County Library Director Joe Zappacosta, who has asked for $180,000 in county funding this year, pointed out the library took a 30 percent cut in the 2011 budget, but fortunately the system had a surplus that allowed the libraries to continue operations without making cuts.
This year there is no surplus, and if the library receives the same funding as last year, programs will have to be cut, he told supervisors.
Department of Social Services Director Kathy Andrews asked for continued support noting 3,471 households in the county received food stamp assistance last month, and over 18 percent of county residents received energy assistance benefits this year.
Peter Hunt and Dr. Al Roberts, provost at the Southside Virginia Community College’s Daniel campus, urged supervisors to fund $10,079 or $10.02 per student for the 1,051 county students taking classes at the college.
Others seeking continued support from supervisors were Larry Harris of the Longwood Small Business Development Center, YMCA Executive Director Marcus Hargrave and Paul Smith of the South Boston-Halifax County Museum.
Asking supervisors not to raise real estate taxes were Thomas Hundley who owns a 473-acre farm in the Clays Mill community, Josephine Scearce of Halifax and Bernard Mitzler of Nathalie.
Hundley told supervisors since 1998 his farm taxes have increased from $692 to $2,020, and this year alone his farmland reassessment went up $19,000 on three tracts – a 174-acre and a pair of 100-acre tracts.
“The tobacco buyout money is finished. What’s going to happen in 2014? We’re asking you not increase it (real estate tax rate) because we can’t keep paying it,” Hundley said.

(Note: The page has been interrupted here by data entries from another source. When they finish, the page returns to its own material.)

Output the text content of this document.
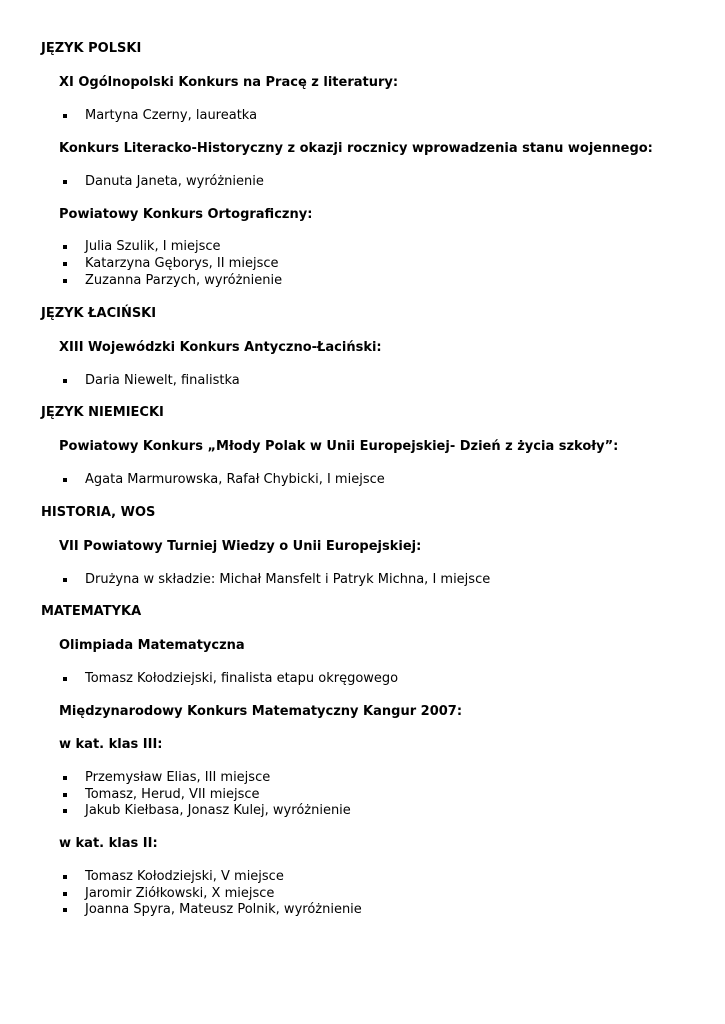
JĘZYK POLSKI
XI Ogólnopolski Konkurs na Pracę z literatury:
Martyna Czerny, laureatka
Konkurs Literacko-Historyczny z okazji rocznicy wprowadzenia stanu wojennego:
Danuta Janeta, wyróżnienie
Powiatowy Konkurs Ortograficzny:
Julia Szulik, I miejsce
Katarzyna Gęborys, II miejsce
Zuzanna Parzych, wyróżnienie
JĘZYK ŁACIŃSKI
XIII Wojewódzki Konkurs Antyczno-Łaciński:
Daria Niewelt, finalistka
JĘZYK NIEMIECKI
Powiatowy Konkurs „Młody Polak w Unii Europejskiej- Dzień z życia szkoły”:
Agata Marmurowska, Rafał Chybicki, I miejsce
HISTORIA, WOS
VII Powiatowy Turniej Wiedzy o Unii Europejskiej:
Drużyna w składzie: Michał Mansfelt i Patryk Michna, I miejsce
MATEMATYKA
Olimpiada Matematyczna
Tomasz Kołodziejski, finalista etapu okręgowego
Międzynarodowy Konkurs Matematyczny Kangur 2007:
w kat. klas III:
Przemysław Elias, III miejsce
Tomasz, Herud, VII miejsce
Jakub Kiełbasa, Jonasz Kulej, wyróżnienie
w kat. klas II:
Tomasz Kołodziejski, V miejsce
Jaromir Ziółkowski, X miejsce
Joanna Spyra, Mateusz Polnik, wyróżnienie
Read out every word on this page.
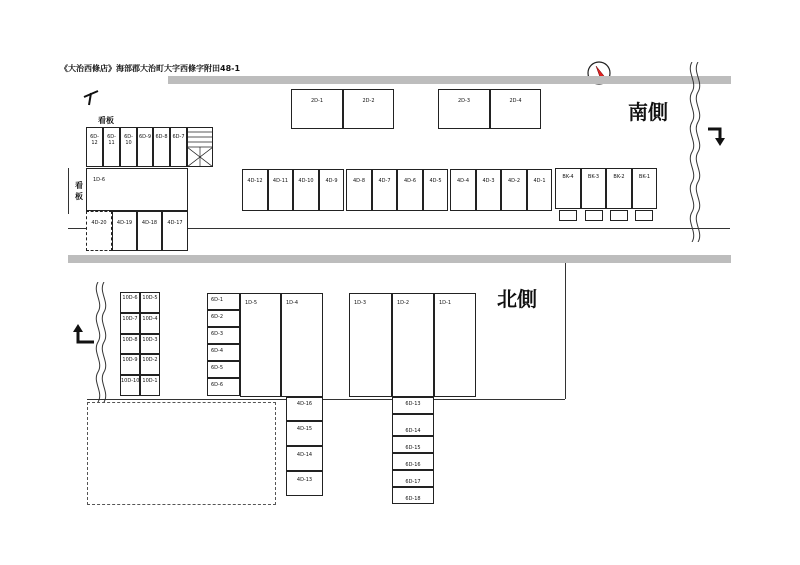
《大治西條店》海部郡大治町大字西條字附田48-1
南側
看板
看
板
2D-1	2D-2	2D-3	2D-4
6D-12
6D-11
6D-10
6D-9 6D-8 6D-7
1D-6
4D-20	4D-19	4D-18	4D-17
4D-12	4D-11	4D-10	4D-9	4D-8	4D-7	4D-6	4D-5	4D-4	4D-3	4D-2	4D-1
BK-4	BK-3	BK-2	BK-1
北側
10D-6 10D-5
10D-7 10D-4
10D-8 10D-3
10D-9 10D-2
10D-10 10D-1
6D-1
6D-2
6D-3
6D-4
6D-5
6D-6
1D-5	1D-4	1D-3	1D-2	1D-1
4D-16
4D-15
4D-14
4D-13
6D-13
6D-14
6D-15
6D-16
6D-17
6D-18
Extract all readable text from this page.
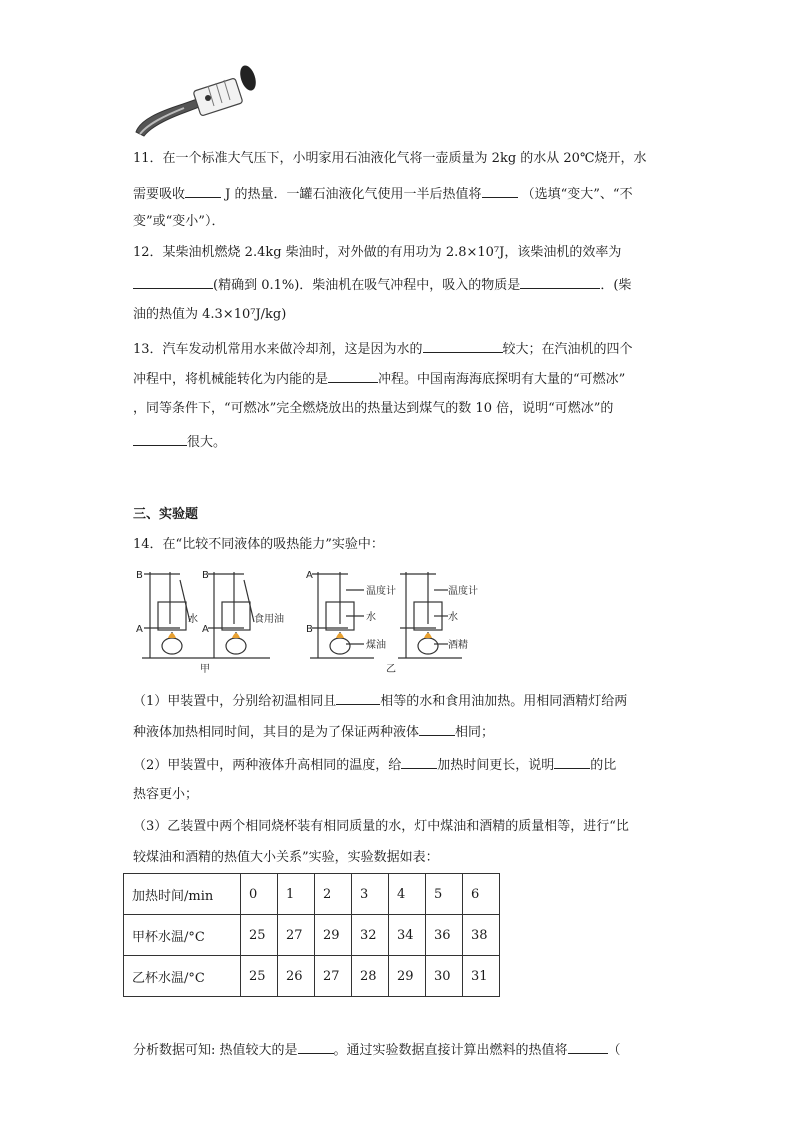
11．在一个标准大气压下，小明家用石油液化气将一壶质量为 2kg 的水从 20℃烧开，水
需要吸收	J 的热量．一罐石油液化气使用一半后热值将	（选填“变大”、“不
变”或“变小”）．
12．某柴油机燃烧 2.4kg 柴油时，对外做的有用功为 2.8×10⁷J，该柴油机的效率为
(精确到 0.1%)．柴油机在吸气冲程中，吸入的物质是	．(柴
油的热值为 4.3×10⁷J/kg)
13．汽车发动机常用水来做冷却剂，这是因为水的	较大；在汽油机的四个
冲程中，将机械能转化为内能的是	冲程。中国南海海底探明有大量的“可燃冰”
，同等条件下，“可燃冰”完全燃烧放出的热量达到煤气的数 10 倍，说明“可燃冰”的
很大。
三、实验题
14．在“比较不同液体的吸热能力”实验中：
B
A
水
B
A
食用油
甲
A
B
温度计
水
煤油
温度计
水
酒精
乙
（1）甲装置中，分别给初温相同且	相等的水和食用油加热。用相同酒精灯给两
种液体加热相同时间，其目的是为了保证两种液体	相同；
（2）甲装置中，两种液体升高相同的温度，给	加热时间更长，说明	的比
热容更小；
（3）乙装置中两个相同烧杯装有相同质量的水，灯中煤油和酒精的质量相等，进行“比
较煤油和酒精的热值大小关系”实验，实验数据如表：
加热时间/min	0	1	2	3	4	5	6
甲杯水温/°C	25	27	29	32	34	36	38
乙杯水温/°C	25	26	27	28	29	30	31
分析数据可知: 热值较大的是	。通过实验数据直接计算出燃料的热值将	（
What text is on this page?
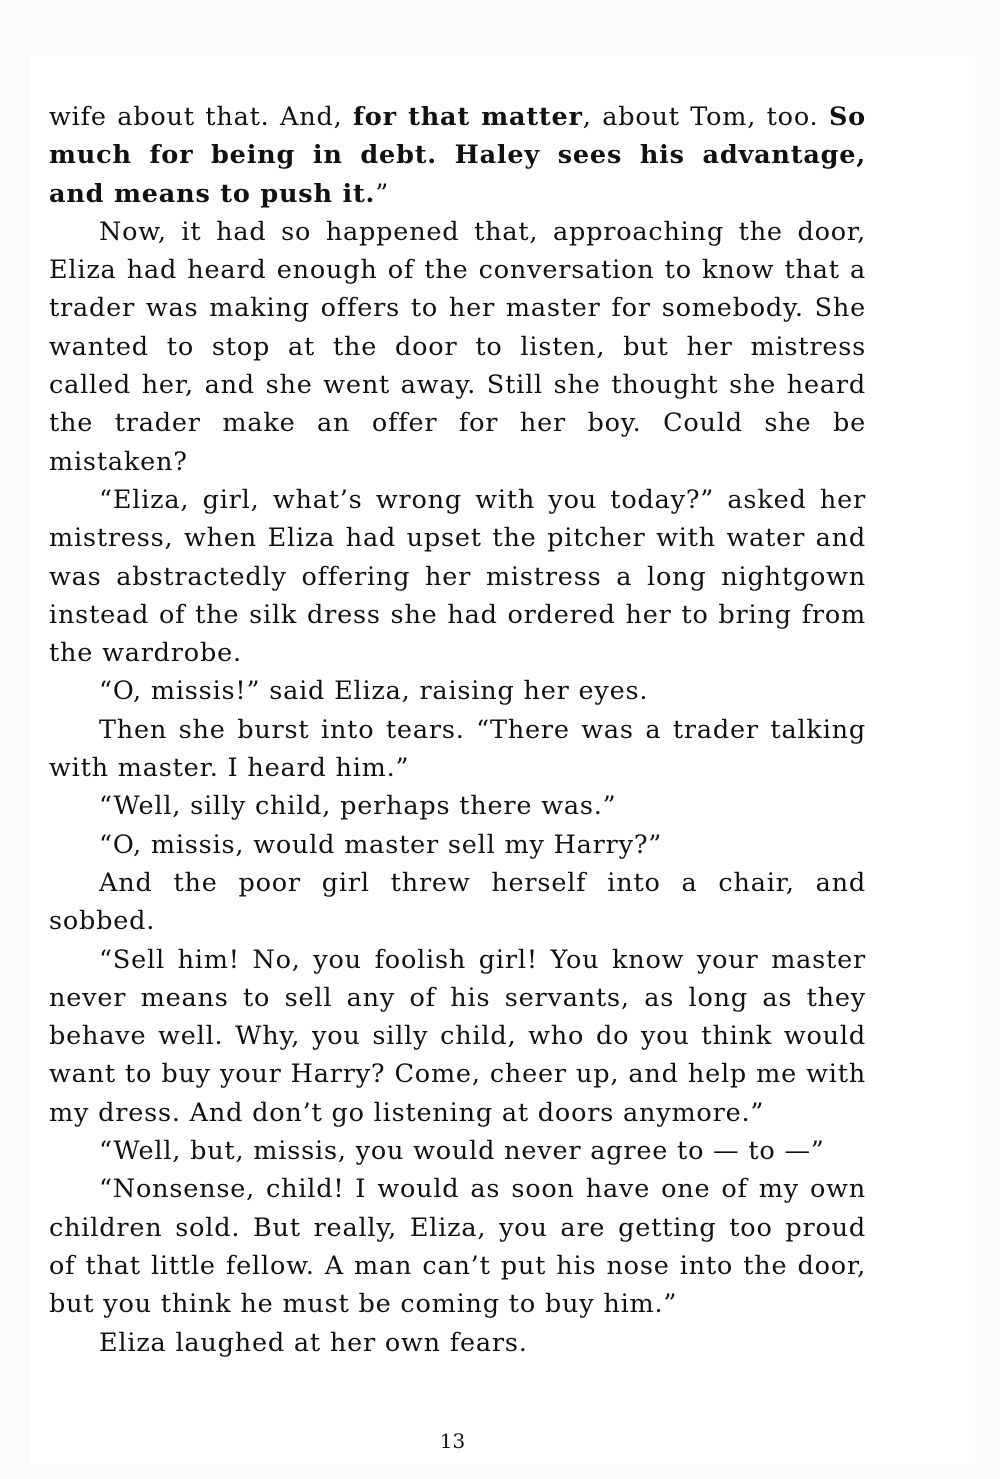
wife about that. And, for that matter, about Tom, too. So much for being in debt. Haley sees his advantage, and means to push it.”

Now, it had so happened that, approaching the door, Eliza had heard enough of the conversation to know that a trader was making offers to her master for somebody. She wanted to stop at the door to listen, but her mistress called her, and she went away. Still she thought she heard the trader make an offer for her boy. Could she be mistaken?

“Eliza, girl, what’s wrong with you today?” asked her mistress, when Eliza had upset the pitcher with water and was abstractedly offering her mistress a long nightgown instead of the silk dress she had ordered her to bring from the wardrobe.

“O, missis!” said Eliza, raising her eyes.

Then she burst into tears. “There was a trader talking with master. I heard him.”

“Well, silly child, perhaps there was.”

“O, missis, would master sell my Harry?”

And the poor girl threw herself into a chair, and sobbed.

“Sell him! No, you foolish girl! You know your master never means to sell any of his servants, as long as they behave well. Why, you silly child, who do you think would want to buy your Harry? Come, cheer up, and help me with my dress. And don’t go listening at doors anymore.”

“Well, but, missis, you would never agree to — to —”

“Nonsense, child! I would as soon have one of my own children sold. But really, Eliza, you are getting too proud of that little fellow. A man can’t put his nose into the door, but you think he must be coming to buy him.”

Eliza laughed at her own fears.

13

Scearce, who addressed the board at a public hearing last Thursday night, returned Monday reiterating her message, “Please give seniors a break on their taxes.”
She told how she and her husband have worked all their lives as farmers and textile workers “to get what we have.”
Now they find themselves living on a fixed income, and “we can’t afford a tax increase,” she added.
Mitzler, a frequent speaker during the public comment portion of supervisors’ meetings, said, “You know me. We have had to cut back on the farm, and now everybody needs to share” in the cuts.
He told supervisors that reassessments on residential property went down but went up on farmland, and now it is time for supervisors “to start making some good decisions for the county.”
The final speaker of the evening was North Halifax Volunteer Fire Department Chief Ronnie Waller who pleaded the need for additional funding to assist volunteer firefighters all across the county.
“We need some help. The communities support us well, but we need some extra help to survive,” he told supervisors.
Pointing to the hundreds of volunteer firefighters and EMS crew members who give freely of their time and efforts in their communities, Waller said, “You get more bang for your buck out of these volunteers than you do any other concern of any type.
“I know you have budget constraints, but fire departments in the county are all bleeding,” he concluded.
Supervisors are scheduled to meet again next Thursday evening at 6 p.m. to officially set the real estate tax rate.